The risks included here are not exhaustive. Other sections of this report may include additional factors that could adversely affect our business and financial performance. Moreover, we operate in a very competitive and rapidly changing environment. New risk factors may emerge and it is not possible for our management to predict all such risk factors, nor can we assess the impact of all such risk factors on our business or the extent to which any single factor, or combination of factors, may cause actual results to differ materially from those contained in forward-looking statements. Given these risks and uncertainties, investors should not rely on forward-looking statements as a prediction of actual results.

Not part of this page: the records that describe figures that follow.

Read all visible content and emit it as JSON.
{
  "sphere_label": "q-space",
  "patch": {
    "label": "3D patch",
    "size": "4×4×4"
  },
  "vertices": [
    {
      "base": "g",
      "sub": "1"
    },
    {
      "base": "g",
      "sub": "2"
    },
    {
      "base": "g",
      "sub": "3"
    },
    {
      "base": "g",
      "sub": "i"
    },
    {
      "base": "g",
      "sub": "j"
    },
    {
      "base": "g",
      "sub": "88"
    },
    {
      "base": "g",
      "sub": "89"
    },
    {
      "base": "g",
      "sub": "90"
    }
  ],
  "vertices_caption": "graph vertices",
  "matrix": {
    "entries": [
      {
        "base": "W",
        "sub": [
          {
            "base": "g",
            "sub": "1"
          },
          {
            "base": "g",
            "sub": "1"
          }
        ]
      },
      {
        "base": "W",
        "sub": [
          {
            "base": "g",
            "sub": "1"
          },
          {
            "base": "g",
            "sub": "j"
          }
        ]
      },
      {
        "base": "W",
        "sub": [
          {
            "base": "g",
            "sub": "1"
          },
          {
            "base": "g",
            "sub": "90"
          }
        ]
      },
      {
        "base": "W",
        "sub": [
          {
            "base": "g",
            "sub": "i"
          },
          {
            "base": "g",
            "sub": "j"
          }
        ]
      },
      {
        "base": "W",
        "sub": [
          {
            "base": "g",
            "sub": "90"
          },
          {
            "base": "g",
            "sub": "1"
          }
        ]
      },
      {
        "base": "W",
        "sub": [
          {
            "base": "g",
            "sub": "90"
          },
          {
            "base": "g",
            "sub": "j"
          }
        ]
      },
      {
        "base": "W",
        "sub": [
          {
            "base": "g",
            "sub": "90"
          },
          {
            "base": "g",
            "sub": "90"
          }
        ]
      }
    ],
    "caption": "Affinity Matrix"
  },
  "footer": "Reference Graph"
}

The market price of our common stock has been and may remain volatile. In addition, stock markets in general have experienced significant volatility. Factors such as quarter-to-quarter variations in revenues and earnings or losses and our failure to meet expectations could have a significant impact on the market price of our common stock. In addition, the price of our common stock can change for reasons unrelated to our performance, such as government actions on spending and trade. Due to our low market capitalization, the price of our common stock may also be affected by conditions such as a lack of analyst coverage, and fewer potential investors.
Forward-looking statements are based on management's expectations as of the date made, and we do not undertake any responsibility to update any of these statements in the future except as required by law. Actual future performance and results will differ and may differ materially from that contained in or suggested by forward-looking statements as a result of the factors set forth in this Management's Discussion and Analysis and elsewhere in our filings with the SEC.